Roman. Laurent Dingli revisite l’Histoire
Ecrire un roman historique, c’est un vrai travail de bénédictin. Dans son havre de Crozon (29), l’historien Laurent Dingli a écrit une véritable fresque sur la Révolution. Avec une intrigue prenant naissance au coeur du bagne de Brest et de son «troupeau humain mené à la férule».
Dans son registre, Laurent Dingli est lui aussi un forçat. Ses biographies de Robespierre ou Colbert pèsent 600 pages et son roman historique «Dans l’ombre des Lumières» n’échappe pas à la règle. À cette différence près que cette traversée de la fureur révolutionnaire repose sur une intrigue sortie de l’imagination pluriculturelle de ce Breton d’adoption, fils d’une mère italienne et d’un père anglais.
Entre argot et grandiloquence
À la lecture d’un tel roman-fleuve balayant la Révolution et les atrocités de la Terreur ou de la guerre de Vendée, on se demande par quel sortilège peuvent ressurgir du passé autant de personnages typés et de détails d’une précision aussi millimétrée. «C’est d’abord beaucoup de travail de recherche et d’écriture, indique l’historien. Je m’immerge tellement dans l’époque qu’il m’est arrivé de travailler jusqu’à 18 heures par jour. Et de me retrouver en charentaises sur la place de Crozon, la tête complètement ailleurs…». Sa biographie de Robespierre, sur laquelle il a travaillé quatre ans, a facilité la tâche pour ce roman historique en période révolutionnaire. «J’avais déjà beaucoup de matière. Mais pour reconstituer les faits, l’atmosphère, le langage de l’époque, il a fallu de multiples recherches et un peu de chance pour dénicher des documents rares. Comme ce dictionnaire de l’argot de la fin du XVIIIe siècle grâce auquel j’ai pu reconstituer le parler vrai du petit peuple de Paris, en contrepoint du langage grandiloquent, propre à la période révolutionnaire, qui caractérise mes autres personnages».
L’odeur, marqueur social
Le souci du détail, Laurent Dingli l’a poussé jusqu’à parcourir la capitale à pied et carte en main, pour essayer de reconstituer des rues disparues afin de mieux y recadrer l’action et l’atmosphère d’un Paris grouillant de vie et d’odeurs souvent fortes. L’historien a pris plaisir à tenter de les ressusciter, tant les effluves marquent une époque. «Aujourd’hui, tout est aseptisé. Mais en ce temps-là, remarque-t-il, les odeurs étaient comme des indicateurs de l’échelle sociale. On se sentait presqu’autant qu’on se voyait». Et on imagine les effluves dans ce bagne de Brest, au milieu de «ce troupeau humain mené à la férule», qui ouvre et referme l’intrigue de ce roman historique. Le tout servi par une écriture d’un classicisme totalement revendiqué pour mieux se fondre dans le style de l’époque.

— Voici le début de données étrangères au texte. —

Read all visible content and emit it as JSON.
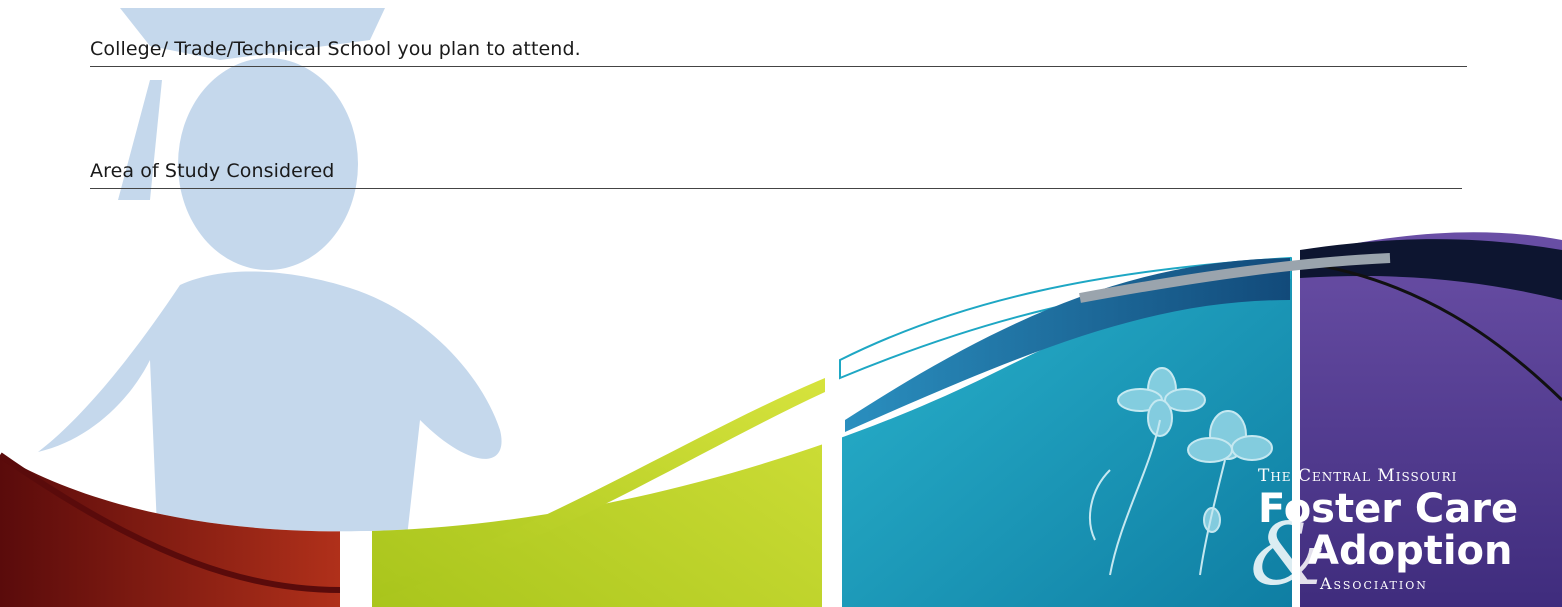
{
  "form": {
    "fields": [
      {
        "label": "College/ Trade/Technical School you plan to attend."
      },
      {
        "label": "Area of Study Considered"
      }
    ]
  },
  "logo": {
    "line1": "The Central Missouri",
    "line2": "Foster Care",
    "ampersand": "&",
    "line3": "Adoption",
    "line4": "Association"
  },
  "colors": {
    "graduate_silhouette": "#c5d8ec",
    "lime": "#c7d92a",
    "teal": "#1ea7c4",
    "blue": "#1a5e8c",
    "purple": "#5b3f98",
    "red": "#8a1414"
  }
}
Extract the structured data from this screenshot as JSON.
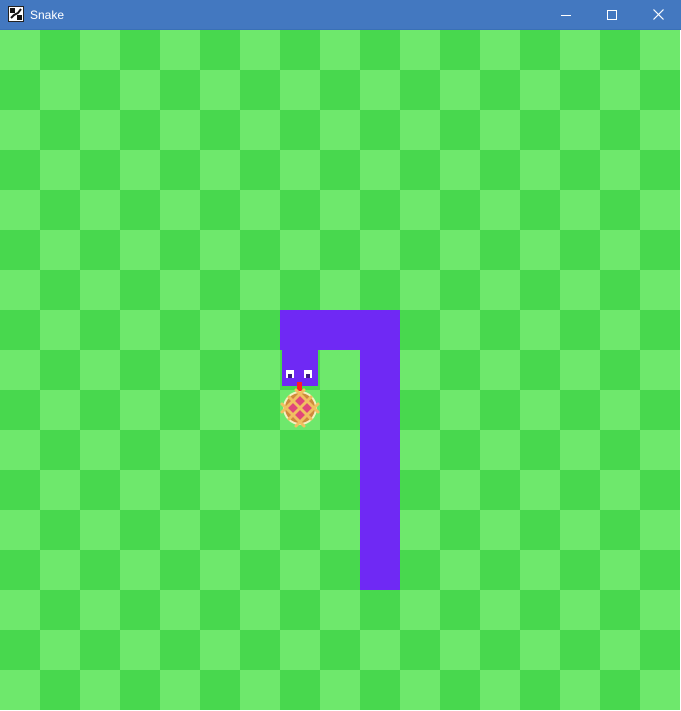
{
  "window": {
    "title": "Snake",
    "icon": "snake-app-icon",
    "controls": [
      "minimize-icon",
      "maximize-icon",
      "close-icon"
    ],
    "titlebar_color": "#4378c0",
    "title_text_color": "#ffffff"
  },
  "game": {
    "grid_columns": 17,
    "grid_rows": 17,
    "colors": {
      "tile_light": "#6ee86c",
      "tile_dark": "#48d84e",
      "snake": "#6f29f4",
      "eye_white": "#ffffff",
      "pupil": "#3a1a80",
      "tongue": "#ff2020",
      "pie_crust": "#d08a3a",
      "pie_filling": "#e0467a"
    },
    "snake": {
      "direction": "down",
      "head": [
        7,
        8
      ],
      "body": [
        [
          7,
          7
        ],
        [
          8,
          7
        ],
        [
          9,
          7
        ],
        [
          9,
          8
        ],
        [
          9,
          9
        ],
        [
          9,
          10
        ],
        [
          9,
          11
        ],
        [
          9,
          12
        ],
        [
          9,
          13
        ]
      ]
    },
    "food": {
      "type": "pie",
      "cell": [
        7,
        9
      ]
    }
  }
}
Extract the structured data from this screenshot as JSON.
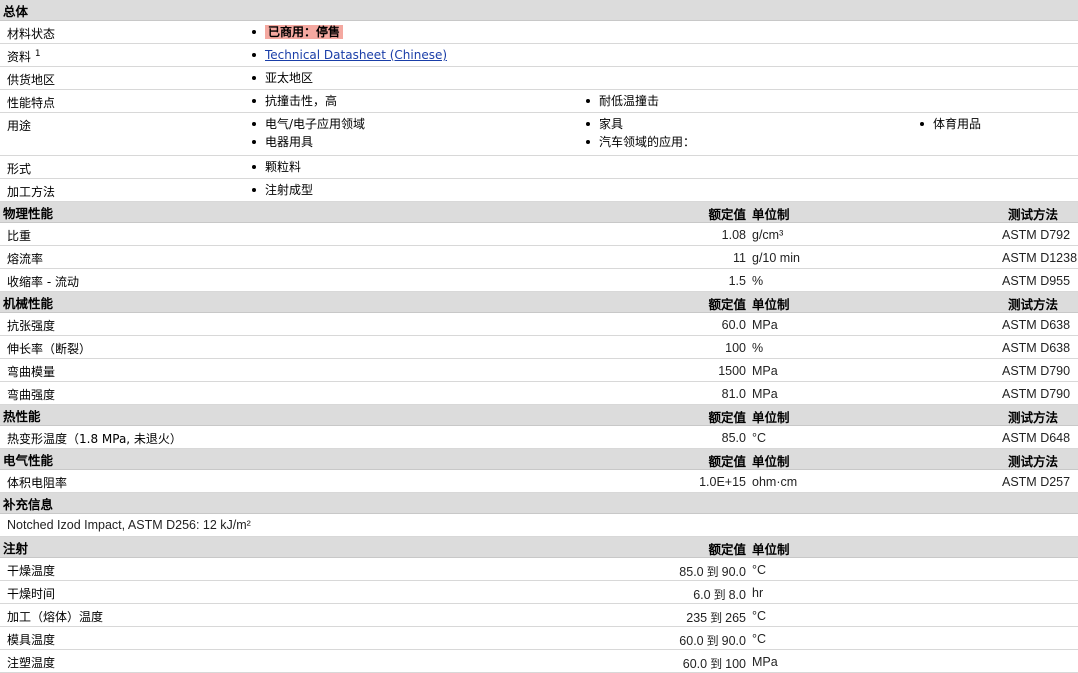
{
  "general": {
    "title": "总体",
    "status_label": "材料状态",
    "status_value": "已商用：停售",
    "docs_label": "资料",
    "docs_sup": "1",
    "docs_link": "Technical Datasheet (Chinese)",
    "region_label": "供货地区",
    "region_value": "亚太地区",
    "features_label": "性能特点",
    "features": [
      "抗撞击性，高",
      "耐低温撞击"
    ],
    "uses_label": "用途",
    "uses": [
      "电气/电子应用领域",
      "家具",
      "体育用品",
      "电器用具",
      "汽车领域的应用："
    ],
    "form_label": "形式",
    "form_value": "颗粒料",
    "process_label": "加工方法",
    "process_value": "注射成型"
  },
  "headers": {
    "nominal": "额定值",
    "unit": "单位制",
    "method": "测试方法"
  },
  "physical": {
    "title": "物理性能",
    "rows": [
      {
        "label": "比重",
        "value": "1.08",
        "unit": "g/cm³",
        "method": "ASTM D792"
      },
      {
        "label": "熔流率",
        "value": "11",
        "unit": "g/10 min",
        "method": "ASTM D1238"
      },
      {
        "label": "收缩率 - 流动",
        "value": "1.5",
        "unit": "%",
        "method": "ASTM D955"
      }
    ]
  },
  "mechanical": {
    "title": "机械性能",
    "rows": [
      {
        "label": "抗张强度",
        "value": "60.0",
        "unit": "MPa",
        "method": "ASTM D638"
      },
      {
        "label": "伸长率（断裂）",
        "value": "100",
        "unit": "%",
        "method": "ASTM D638"
      },
      {
        "label": "弯曲模量",
        "value": "1500",
        "unit": "MPa",
        "method": "ASTM D790"
      },
      {
        "label": "弯曲强度",
        "value": "81.0",
        "unit": "MPa",
        "method": "ASTM D790"
      }
    ]
  },
  "thermal": {
    "title": "热性能",
    "rows": [
      {
        "label": "热变形温度（1.8 MPa, 未退火）",
        "value": "85.0",
        "unit": "°C",
        "method": "ASTM D648"
      }
    ]
  },
  "electrical": {
    "title": "电气性能",
    "rows": [
      {
        "label": "体积电阻率",
        "value": "1.0E+15",
        "unit": "ohm·cm",
        "method": "ASTM D257"
      }
    ]
  },
  "supplement": {
    "title": "补充信息",
    "note": "Notched Izod Impact, ASTM D256: 12 kJ/m²"
  },
  "injection": {
    "title": "注射",
    "rows": [
      {
        "label": "干燥温度",
        "from": "85.0",
        "to": "90.0",
        "unit": "°C"
      },
      {
        "label": "干燥时间",
        "from": "6.0",
        "to": "8.0",
        "unit": "hr"
      },
      {
        "label": "加工（熔体）温度",
        "from": "235",
        "to": "265",
        "unit": "°C"
      },
      {
        "label": "模具温度",
        "from": "60.0",
        "to": "90.0",
        "unit": "°C"
      },
      {
        "label": "注塑温度",
        "from": "60.0",
        "to": "100",
        "unit": "MPa"
      }
    ],
    "range_word": "到"
  }
}
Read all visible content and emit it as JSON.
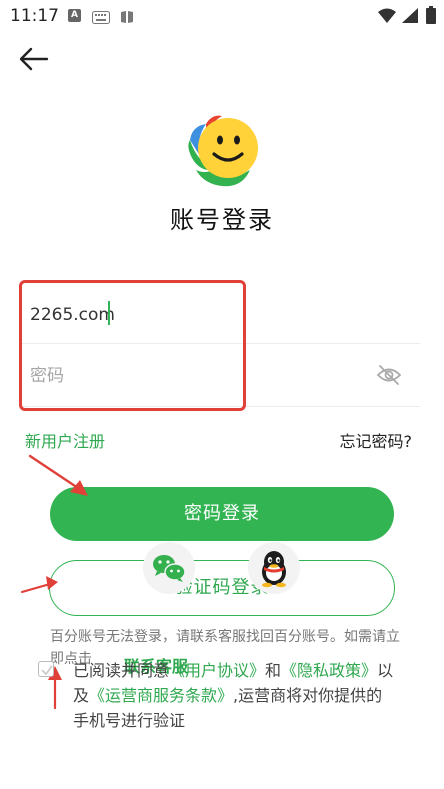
{
  "status_bar": {
    "time": "11:17",
    "icons": [
      "a-notification-icon",
      "keyboard-icon",
      "book-icon",
      "wifi-icon",
      "signal-icon",
      "battery-icon"
    ]
  },
  "page": {
    "title": "账号登录"
  },
  "form": {
    "account_value": "2265.com",
    "password_placeholder": "密码"
  },
  "links": {
    "register": "新用户注册",
    "forgot": "忘记密码?"
  },
  "buttons": {
    "password_login": "密码登录",
    "code_login": "验证码登录"
  },
  "notice": {
    "text": "百分账号无法登录，请联系客服找回百分账号。如需请立即点击",
    "contact": "联系客服"
  },
  "agreement": {
    "p1": "已阅读并同意",
    "user_agreement": "《用户协议》",
    "and": "和",
    "privacy": "《隐私政策》",
    "p2": "以及",
    "carrier": "《运营商服务条款》",
    "p3": ",运营商将对你提供的手机号进行验证"
  },
  "colors": {
    "brand_green": "#32b452",
    "annotation_red": "#e04038"
  }
}
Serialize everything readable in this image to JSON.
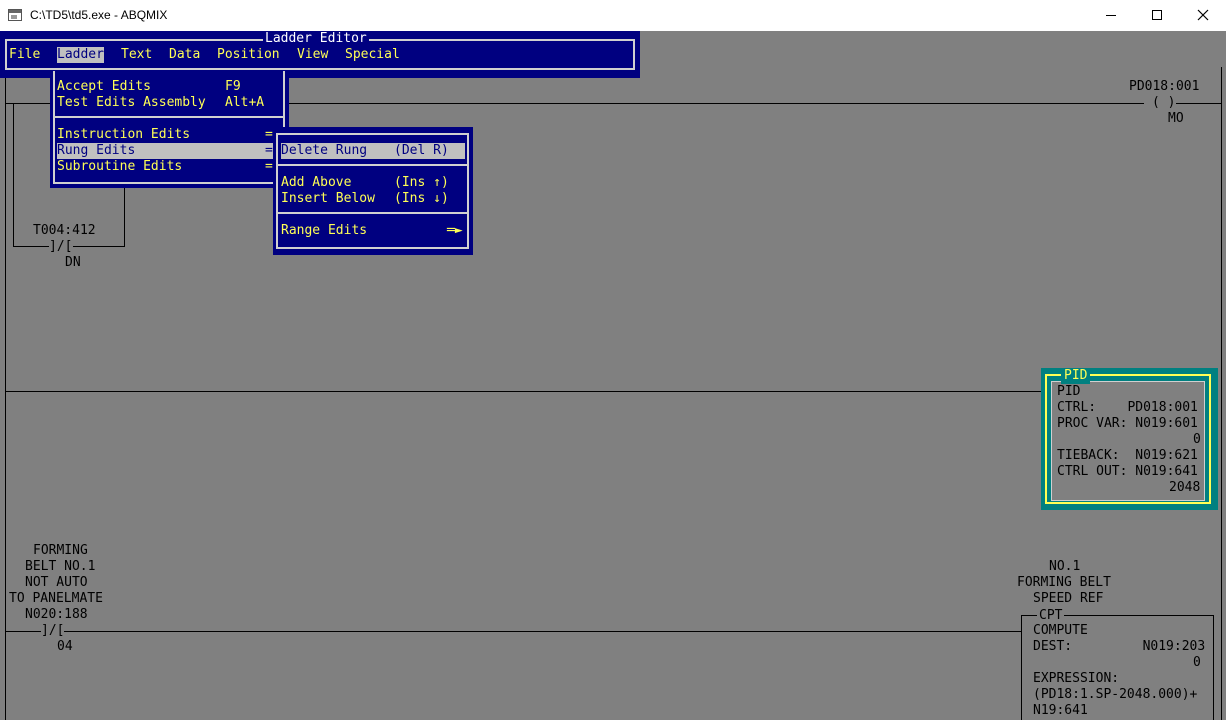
{
  "window": {
    "title": "C:\\TD5\\td5.exe - ABQMIX"
  },
  "editor": {
    "title": "Ladder Editor",
    "menu": [
      "File",
      "Ladder",
      "Text",
      "Data",
      "Position",
      "View",
      "Special"
    ],
    "active_menu": "Ladder"
  },
  "ladder_menu": {
    "items": [
      {
        "label": "Accept Edits",
        "shortcut": "F9"
      },
      {
        "label": "Test Edits Assembly",
        "shortcut": "Alt+A"
      },
      {
        "label": "Instruction Edits",
        "arrow": "="
      },
      {
        "label": "Rung Edits",
        "arrow": "="
      },
      {
        "label": "Subroutine Edits",
        "arrow": "="
      }
    ],
    "selected": "Rung Edits"
  },
  "rung_menu": {
    "items": [
      {
        "label": "Delete Rung",
        "shortcut": "(Del R)"
      },
      {
        "label": "Add Above",
        "shortcut": "(Ins ↑)"
      },
      {
        "label": "Insert Below",
        "shortcut": "(Ins ↓)"
      },
      {
        "label": "Range Edits",
        "shortcut": "═►"
      }
    ],
    "selected": "Delete Rung"
  },
  "ladder": {
    "rung1": {
      "contact_addr": "T004:412",
      "contact_symbol": "]/[",
      "contact_bit": "DN",
      "coil_addr": "PD018:001",
      "coil_symbol": "( )",
      "coil_bit": "MO"
    },
    "pid": {
      "title": "PID",
      "lines": [
        "PID",
        "CTRL:    PD018:001",
        "PROC VAR: N019:601",
        "0",
        "TIEBACK:  N019:621",
        "CTRL OUT: N019:641",
        "2048"
      ]
    },
    "rung3": {
      "contact_desc": [
        "FORMING",
        "BELT NO.1",
        "NOT AUTO",
        "TO PANELMATE"
      ],
      "contact_addr": "N020:188",
      "contact_symbol": "]/[",
      "contact_bit": "04",
      "output_desc": [
        "NO.1",
        "FORMING BELT",
        "SPEED REF"
      ],
      "cpt": {
        "title": "CPT",
        "lines": [
          "COMPUTE",
          "DEST:         N019:203",
          "0",
          "EXPRESSION:",
          "(PD18:1.SP-2048.000)+",
          "N19:641"
        ]
      }
    }
  }
}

Double intérêt pour Louis Renault
L’oeuvre de Laurent Dingli ne se limite pas aux biographies ou romans historiques. Il est également l’auteur d’oeuvres plus contemporaines comme le roman «Une pureté sans nom», avec le nazisme en toile de fond, ou encore la biographie de celui qu’il classe parmi les grands hommes des temps modernes: Louis Renault. «Ce ne fut pas seulement, dit-il, un constructeur automobile mais un grand génie de la mécanique qui s’est également passionné pour l’aviation et le ferroviaire». L’historien a, il est vrai, une bonne raison d’éprouver une certaine admiration, teintée de tendresse, pour le constructeur automobile: Hélène, son épouse, est une petite-fille de Louis Renault. Et tous deux ont choisi de se poser à Crozon, terre d’origine de l’épouse. Entre nature sauvage et chemins côtiers, tout ici est une invitation à de longues balades où l’imagination peut courir sur la lande des falaises. De là, ils surplombent la station balnéaire de Morgat avec sa grande plage qui, clin d’oeil du hasard, fut lancée en 1905 par un certain Armand Peugeot. Mais cela, bien sûr, c’est une tout autre histoire.
Pratique : «Dans l’Ombre des Lumières», de Laurent Dingli (Flammarion).«Robespierre» et «Louis Renault» (Flammarion), «Colbert» (éditions Perrin).